3

There is a parallelogram that has the vertices 0, a, b, and a+b, all of which are three dimensional vectors.

a = \begin{pmatrix} 2 \\ -6 \\ 5 \end{pmatrix}b = \begin{pmatrix} -1 \\ -2 \\ 0 \end{pmatrix}

I know that the formula for two dimensional vectors is:

If u= $\begin{pmatrix} a \\ b \end{pmatrix}$ and v =$\begin{pmatrix} x \\ y \end{pmatrix}$, the parallelogram that has the vertices 0, a, b, and a+b has area $|ay-bx|$. What would the formula look like for three dimensional vectors?

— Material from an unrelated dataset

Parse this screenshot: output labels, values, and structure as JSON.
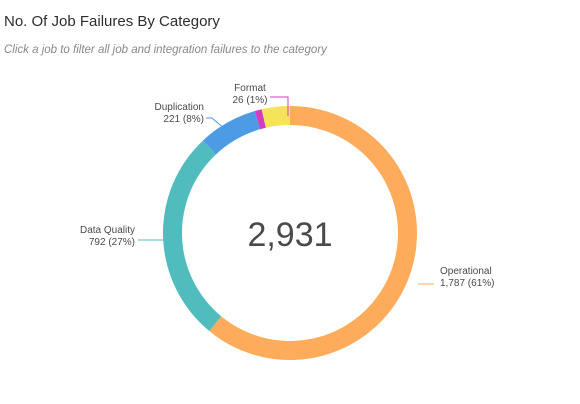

  • Have a look at Prof. Josiah Willard Gibbs' geometric definition of the cross (or skew) product, and realize that $A\sin \theta$ is just the height of a parallelogram. http://math.stackexchange.com/questions/420006/why-does-cross-product-give-a-vector-which-is-perpendicular-to-a-plane – John Joy Apr 27 '15 at 12:48

3 Answers3

1

Form a matrix $A$ whose columns are the given vectors. Then $\det (A^TA)$ is the square of the area of the parallelogram. This generalizes easily to $k$ vectors in ${\Bbb R}^n$.

Tad
  • 6,679
1

A parallelogram with side lengths $a$ and $b$, with angle $\theta$ between them always has area

$$ab\sin\theta,$$

regardless of the dimension in which the parallelogram lives. Here, $a = \lVert {\bf a} \rVert$, $b$ is defined analogously, and you can find $\theta$ using the standard technique involving the dot product.

As you're seeing, there are many equivalent formulas for the area.

pjs36
  • 17,979
0

Take the cross product. Or, more generally for vectors in $\Bbb R^n$, take the wedge product.